Gebet: Herr, stelle in diesem Land mutige Frauen auf.

Ein Wort: Unser Land braucht mutige Frauen

1. Dezember 2010

2. Könige 10,1-36  

Jehus Eifer für den Herrn

(2. Kön 10,16) und sprach: Komm mit mir und sieh meinen Eifer für den HERRN! Und er ließ ihn mit sich fahren auf seinem Wagen.

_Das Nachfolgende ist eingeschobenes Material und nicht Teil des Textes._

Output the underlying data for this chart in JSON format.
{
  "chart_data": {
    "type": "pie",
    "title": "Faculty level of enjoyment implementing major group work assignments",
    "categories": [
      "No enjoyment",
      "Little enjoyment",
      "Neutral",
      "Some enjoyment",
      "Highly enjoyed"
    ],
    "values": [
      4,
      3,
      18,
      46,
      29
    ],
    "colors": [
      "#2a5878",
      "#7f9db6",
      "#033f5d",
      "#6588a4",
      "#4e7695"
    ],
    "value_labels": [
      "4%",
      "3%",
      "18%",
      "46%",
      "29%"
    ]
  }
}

Jehu machte seine Sache sehr gründlich. Er forderte die Bewohner der Hauptstadt Samaria auf, zwischen ihm und den Söhnen Ahabs zu wählen. Sie entschieden sich gegen die siebzig Söhne Ahabs. Auch die Brüder des Königs Ahasja von Juda fielen dem Strafgericht Gottes durch Jehu zum Opfer. Schließlich gelang es dem neuen König durch eine List, die Priester des grausamen Götzen Baal auf einen Schlag zu töten. So vollendete Jehu das Gericht Gottes an Ahab und seinem Hause und seinen Gefolgsleuten. Er beseitigte den Baalskult und den Ascherakult. Aber einen Kompromiß ließ er weiter bestehen: das waren die goldenen Kälber in Bethel und Dan (29). Denn wie die Könige Israels fürchtete er, dass die Beseitigung dieser Anbetungsorte dazu führen würde, dass Israel wieder mit Juda verschmelzen und sein Königtum zu Ende gehen würde. Jehus Eifer für den Herrn war letztendlich doch durch pragmatische Gedanken eingeschränkt. Eifer für den Herrn ist nicht alles. Gott wünscht sich Liebe und Gehorsam. Gott fing an, Stücke von Israel durch Hasaël, dem König von Aram, abzutrennen, weil Israel den Herrn verlassen hatte (2. Chr 24,24).

Gebet: Herr, vergib mir meine pragmatische Gesinnung. Lass mich die Liebe zu dir und den Gehorsam erneuern.